Fundamentalism is the enemy of peace and freedom. It is blind to any logic or ideas that run counter to itself, and the painful cognitive dissonance that the fundamentalist faces when it is forced away from the security of its small-minded, hugely restrictive reality is what drives such tragic and uselessly violent actions as those of Anders Breivik in Norway and the shooter at the Sikh temple in Wisconsin.

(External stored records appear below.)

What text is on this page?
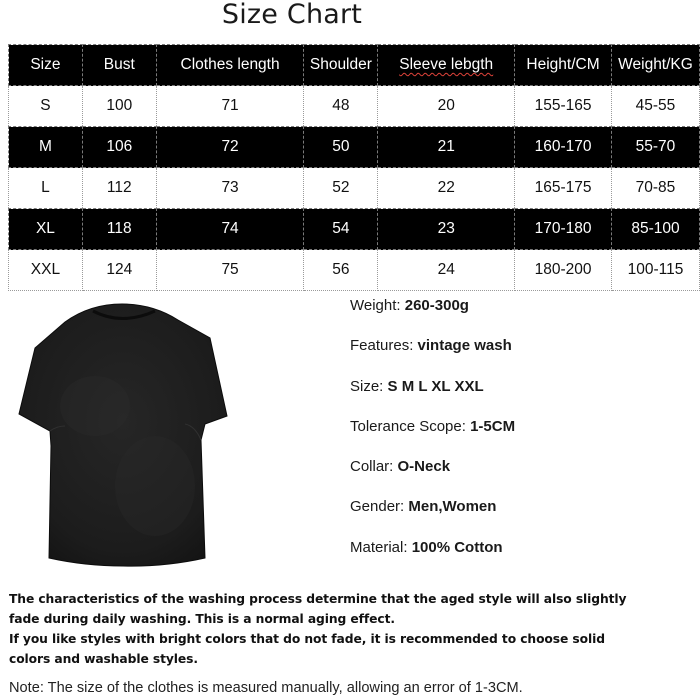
Size Chart
Size	Bust	Clothes length	Shoulder	Sleeve lebgth	Height/CM	Weight/KG
S	100	71	48	20	155-165	45-55
M	106	72	50	21	160-170	55-70
L	112	73	52	22	165-175	70-85
XL	118	74	54	23	170-180	85-100
XXL	124	75	56	24	180-200	100-115
Weight: 260-300g
Features: vintage wash
Size: S M L XL XXL
Tolerance Scope: 1-5CM
Collar: O-Neck
Gender: Men,Women
Material: 100% Cotton
The characteristics of the washing process determine that the aged style will also slightly
fade during daily washing. This is a normal aging effect.
If you like styles with bright colors that do not fade, it is recommended to choose solid
colors and washable styles.
Note: The size of the clothes is measured manually, allowing an error of 1-3CM.
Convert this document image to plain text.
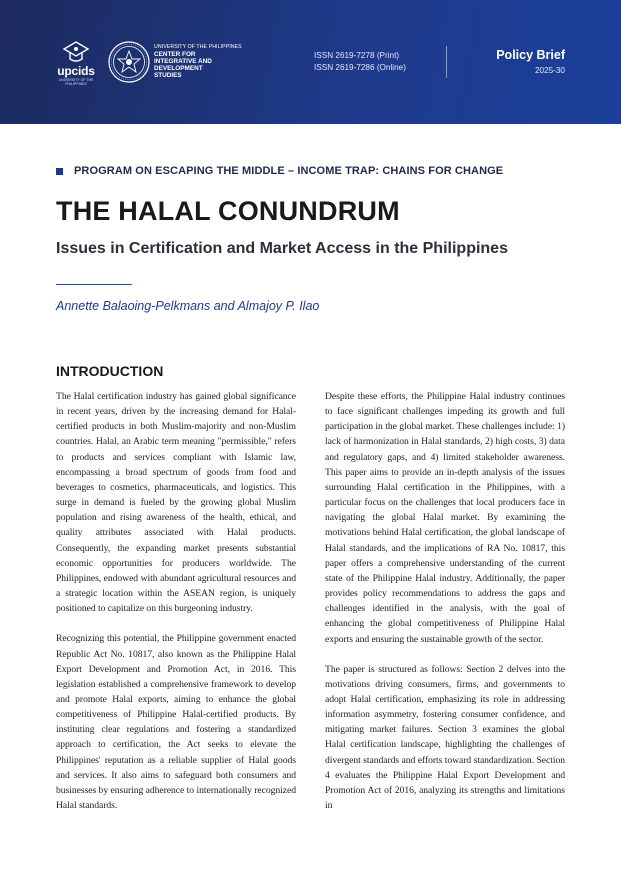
upcids
UNIVERSITY OF THE PHILIPPINES
UNIVERSITY OF THE PHILIPPINES
CENTER FOR
INTEGRATIVE AND
DEVELOPMENT
STUDIES
ISSN 2619-7278 (Print)
ISSN 2619-7286 (Online)
Policy Brief
2025-30
PROGRAM ON ESCAPING THE MIDDLE – INCOME TRAP: CHAINS FOR CHANGE
THE HALAL CONUNDRUM
Issues in Certification and Market Access in the Philippines
Annette Balaoing-Pelkmans and Almajoy P. Ilao
INTRODUCTION

The Halal certification industry has gained global significance in recent years, driven by the increasing demand for Halal-certified products in both Muslim-majority and non-Muslim countries. Halal, an Arabic term meaning "permissible," refers to products and services compliant with Islamic law, encompassing a broad spectrum of goods from food and beverages to cosmetics, pharmaceuticals, and logistics. This surge in demand is fueled by the growing global Muslim population and rising awareness of the health, ethical, and quality attributes associated with Halal products. Consequently, the expanding market presents substantial economic opportunities for producers worldwide. The Philippines, endowed with abundant agricultural resources and a strategic location within the ASEAN region, is uniquely positioned to capitalize on this burgeoning industry.

Recognizing this potential, the Philippine government enacted Republic Act No. 10817, also known as the Philippine Halal Export Development and Promotion Act, in 2016. This legislation established a comprehensive framework to develop and promote Halal exports, aiming to enhance the global competitiveness of Philippine Halal-certified products. By instituting clear regulations and fostering a standardized approach to certification, the Act seeks to elevate the Philippines' reputation as a reliable supplier of Halal goods and services. It also aims to safeguard both consumers and businesses by ensuring adherence to internationally recognized Halal standards.

Despite these efforts, the Philippine Halal industry continues to face significant challenges impeding its growth and full participation in the global market. These challenges include: 1) lack of harmonization in Halal standards, 2) high costs, 3) data and regulatory gaps, and 4) limited stakeholder awareness. This paper aims to provide an in-depth analysis of the issues surrounding Halal certification in the Philippines, with a particular focus on the challenges that local producers face in navigating the global Halal market. By examining the motivations behind Halal certification, the global landscape of Halal standards, and the implications of RA No. 10817, this paper offers a comprehensive understanding of the current state of the Philippine Halal industry. Additionally, the paper provides policy recommendations to address the gaps and challenges identified in the analysis, with the goal of enhancing the global competitiveness of Philippine Halal exports and ensuring the sustainable growth of the sector.

The paper is structured as follows: Section 2 delves into the motivations driving consumers, firms, and governments to adopt Halal certification, emphasizing its role in addressing information asymmetry, fostering consumer confidence, and mitigating market failures. Section 3 examines the global Halal certification landscape, highlighting the challenges of divergent standards and efforts toward standardization. Section 4 evaluates the Philippine Halal Export Development and Promotion Act of 2016, analyzing its strengths and limitations in
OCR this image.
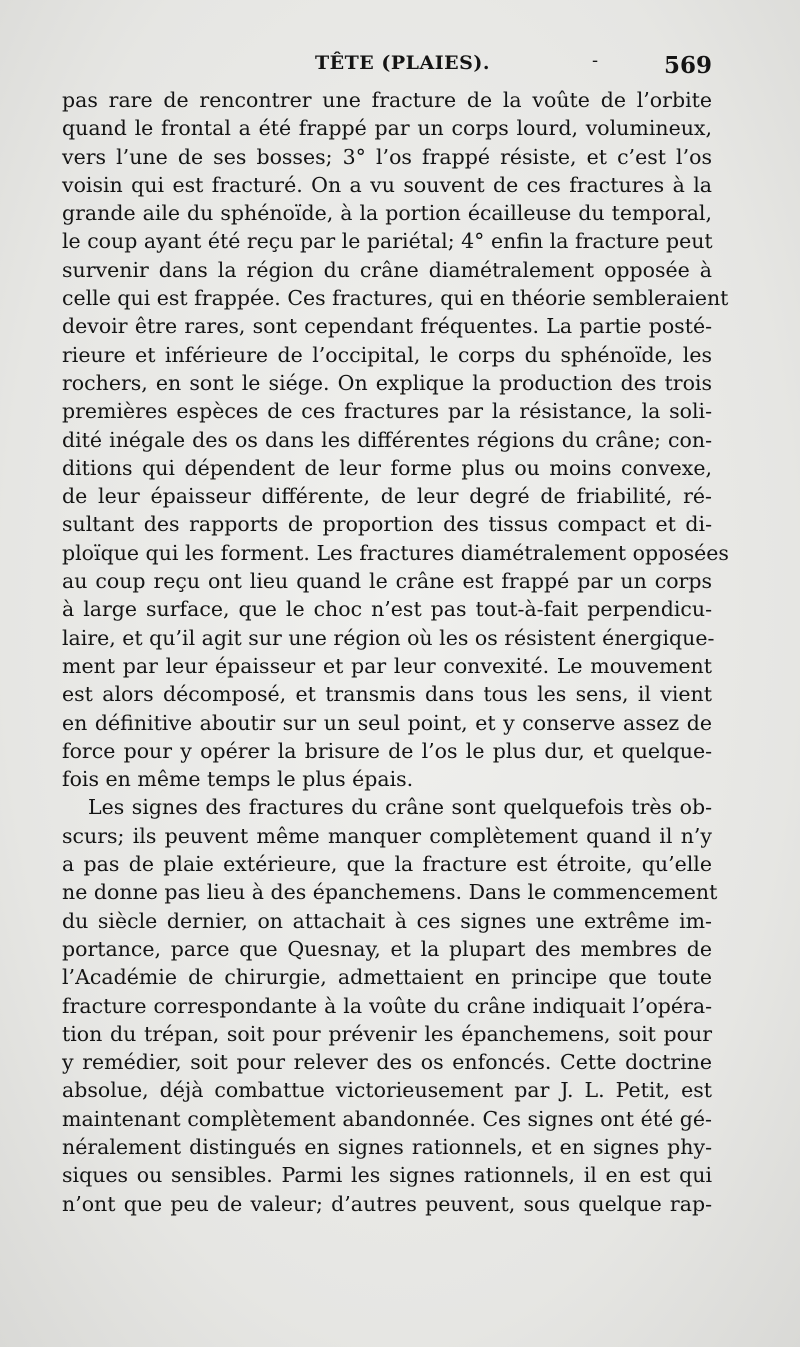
TÊTE (PLAIES).	-	569
pas rare de rencontrer une fracture de la voûte de l’orbite
quand le frontal a été frappé par un corps lourd, volumineux,
vers l’une de ses bosses; 3° l’os frappé résiste, et c’est l’os
voisin qui est fracturé. On a vu souvent de ces fractures à la
grande aile du sphénoïde, à la portion écailleuse du temporal,
le coup ayant été reçu par le pariétal; 4° enfin la fracture peut
survenir dans la région du crâne diamétralement opposée à
celle qui est frappée. Ces fractures, qui en théorie sembleraient
devoir être rares, sont cependant fréquentes. La partie posté-
rieure et inférieure de l’occipital, le corps du sphénoïde, les
rochers, en sont le siége. On explique la production des trois
premières espèces de ces fractures par la résistance, la soli-
dité inégale des os dans les différentes régions du crâne; con-
ditions qui dépendent de leur forme plus ou moins convexe,
de leur épaisseur différente, de leur degré de friabilité, ré-
sultant des rapports de proportion des tissus compact et di-
ploïque qui les forment. Les fractures diamétralement opposées
au coup reçu ont lieu quand le crâne est frappé par un corps
à large surface, que le choc n’est pas tout-à-fait perpendicu-
laire, et qu’il agit sur une région où les os résistent énergique-
ment par leur épaisseur et par leur convexité. Le mouvement
est alors décomposé, et transmis dans tous les sens, il vient
en définitive aboutir sur un seul point, et y conserve assez de
force pour y opérer la brisure de l’os le plus dur, et quelque-
fois en même temps le plus épais.
Les signes des fractures du crâne sont quelquefois très ob-
scurs; ils peuvent même manquer complètement quand il n’y
a pas de plaie extérieure, que la fracture est étroite, qu’elle
ne donne pas lieu à des épanchemens. Dans le commencement
du siècle dernier, on attachait à ces signes une extrême im-
portance, parce que Quesnay, et la plupart des membres de
l’Académie de chirurgie, admettaient en principe que toute
fracture correspondante à la voûte du crâne indiquait l’opéra-
tion du trépan, soit pour prévenir les épanchemens, soit pour
y remédier, soit pour relever des os enfoncés. Cette doctrine
absolue, déjà combattue victorieusement par J. L. Petit, est
maintenant complètement abandonnée. Ces signes ont été gé-
néralement distingués en signes rationnels, et en signes phy-
siques ou sensibles. Parmi les signes rationnels, il en est qui
n’ont que peu de valeur; d’autres peuvent, sous quelque rap-
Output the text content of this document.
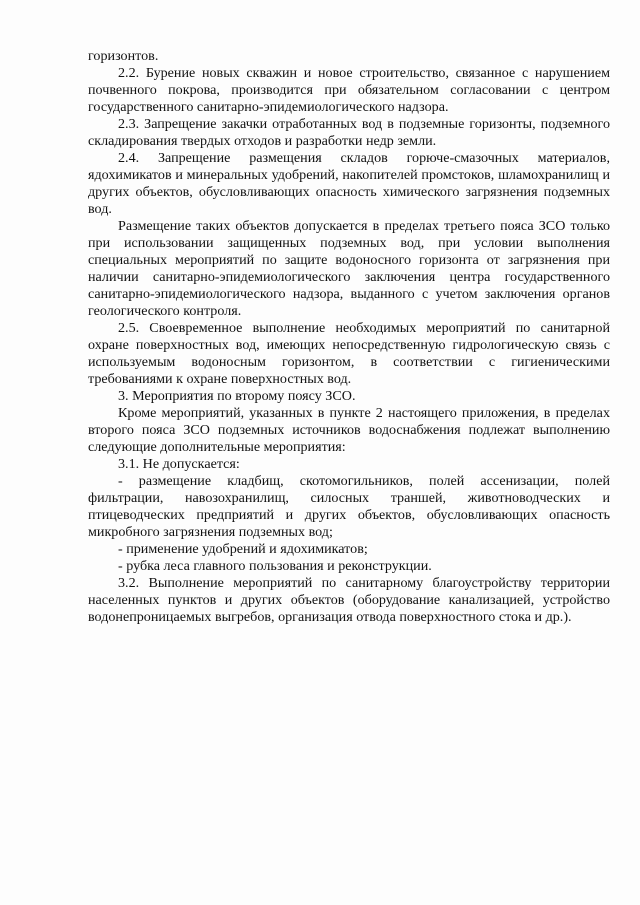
горизонтов.

2.2. Бурение новых скважин и новое строительство, связанное с нарушением почвенного покрова, производится при обязательном согласовании с центром государственного санитарно-эпидемиологического надзора.

2.3. Запрещение закачки отработанных вод в подземные горизонты, подземного складирования твердых отходов и разработки недр земли.

2.4. Запрещение размещения складов горюче-смазочных материалов, ядохимикатов и минеральных удобрений, накопителей промстоков, шламохранилищ и других объектов, обусловливающих опасность химического загрязнения подземных вод.

Размещение таких объектов допускается в пределах третьего пояса ЗСО только при использовании защищенных подземных вод, при условии выполнения специальных мероприятий по защите водоносного горизонта от загрязнения при наличии санитарно-эпидемиологического заключения центра государственного санитарно-эпидемиологического надзора, выданного с учетом заключения органов геологического контроля.

2.5. Своевременное выполнение необходимых мероприятий по санитарной охране поверхностных вод, имеющих непосредственную гидрологическую связь с используемым водоносным горизонтом, в соответствии с гигиеническими требованиями к охране поверхностных вод.

3. Мероприятия по второму поясу ЗСО.

Кроме мероприятий, указанных в пункте 2 настоящего приложения, в пределах второго пояса ЗСО подземных источников водоснабжения подлежат выполнению следующие дополнительные мероприятия:

3.1. Не допускается:

- размещение кладбищ, скотомогильников, полей ассенизации, полей фильтрации, навозохранилищ, силосных траншей, животноводческих и птицеводческих предприятий и других объектов, обусловливающих опасность микробного загрязнения подземных вод;

- применение удобрений и ядохимикатов;

- рубка леса главного пользования и реконструкции.

3.2. Выполнение мероприятий по санитарному благоустройству территории населенных пунктов и других объектов (оборудование канализацией, устройство водонепроницаемых выгребов, организация отвода поверхностного стока и др.).
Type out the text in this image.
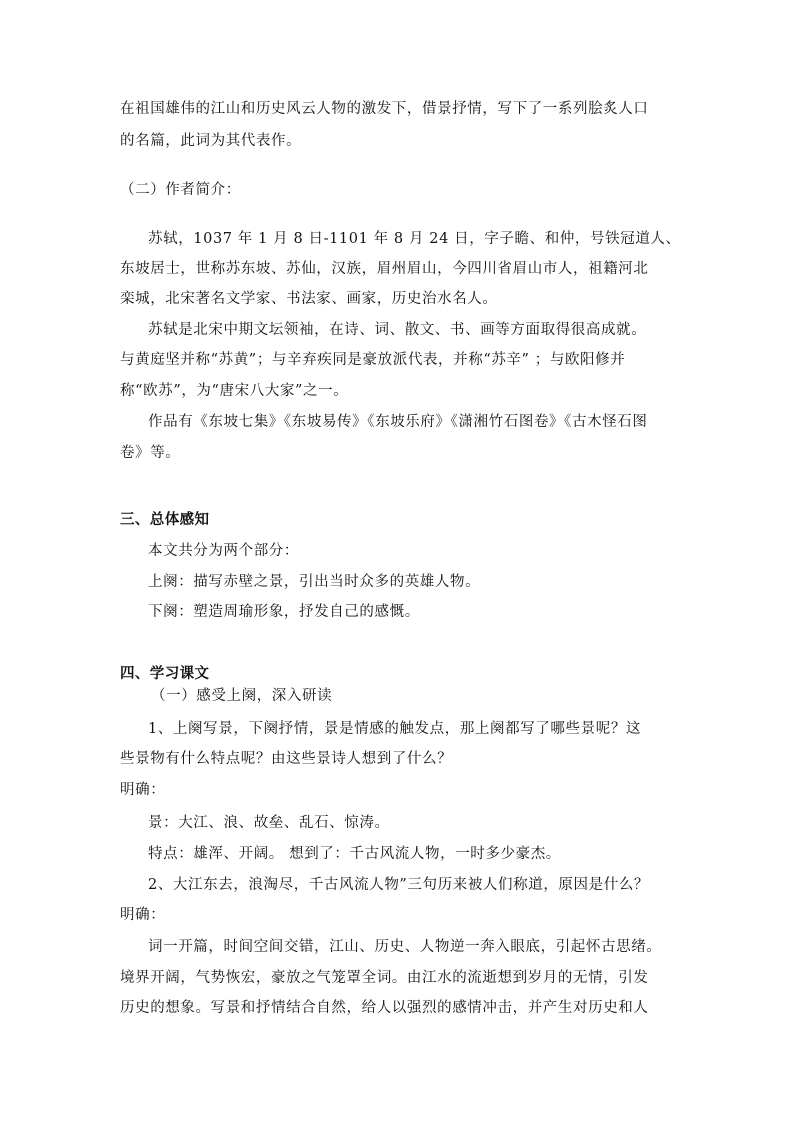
在祖国雄伟的江山和历史风云人物的激发下，借景抒情，写下了一系列脍炙人口
的名篇，此词为其代表作。
（二）作者简介：
苏轼，1037 年 1 月 8 日-1101 年 8 月 24 日，字子瞻、和仲，号铁冠道人、
东坡居士，世称苏东坡、苏仙，汉族，眉州眉山，今四川省眉山市人，祖籍河北
栾城，北宋著名文学家、书法家、画家，历史治水名人。
苏轼是北宋中期文坛领袖，在诗、词、散文、书、画等方面取得很高成就。
与黄庭坚并称“苏黄”；与辛弃疾同是豪放派代表，并称“苏辛” ；与欧阳修并
称“欧苏”，为“唐宋八大家”之一。
作品有《东坡七集》《东坡易传》《东坡乐府》《潇湘竹石图卷》《古木怪石图
卷》等。
三、总体感知
本文共分为两个部分：
上阕：描写赤壁之景，引出当时众多的英雄人物。
下阕：塑造周瑜形象，抒发自己的感慨。
四、学习课文
（一）感受上阕，深入研读
1、上阕写景，下阕抒情，景是情感的触发点，那上阕都写了哪些景呢？这
些景物有什么特点呢？由这些景诗人想到了什么？
明确：
景：大江、浪、故垒、乱石、惊涛。
特点：雄浑、开阔。 想到了：千古风流人物，一时多少豪杰。
2、大江东去，浪淘尽，千古风流人物”三句历来被人们称道，原因是什么？
明确：
词一开篇，时间空间交错，江山、历史、人物逆一奔入眼底，引起怀古思绪。
境界开阔，气势恢宏，豪放之气笼罩全词。由江水的流逝想到岁月的无情，引发
历史的想象。写景和抒情结合自然，给人以强烈的感情冲击，并产生对历史和人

Taking a fundamentalist stance on freedom of speech is also the enemy of peace and freedom in the larger sense. Because human beings are social creatures who are dependent on their connections with other individuals for their very survival, no matter how hard anyone might try to isolate themselves, our freedoms cannot be limitless. If interaction and the sharing of information and ideas were not the keys to the success of the human race, as Eduardo Galeano points out, the human animal would have long ago perished in the wild, with neither tails with which to climb to safety nor claws with which to defend themselves nor powerful legs with which to run nor keen eyes and ears with which to hunt and avoid being hunted. We have raised ourselves to the top of the food chain because we communicate and cooperate as societies – which entails limiting our personal freedoms to some degree. And as our societies have become more and more complex and diversified – an inevitability that we need to embrace rather than resist – limits to our freedoms need to be realigned and redefined accordingly. To do otherwise is to let the fundamentalist idea that all speech, no matter how harmful to our society or others, should be allowed to blind us to the realities of the world we are living in.

Edited on 16 January 2015 for better clarity and to identify the concept about the survival of the human race as originating from Eduardo Galeano.

Edited on 25 September 2015 with several bracketed notes and links to information about past events for better comprehension of the issues.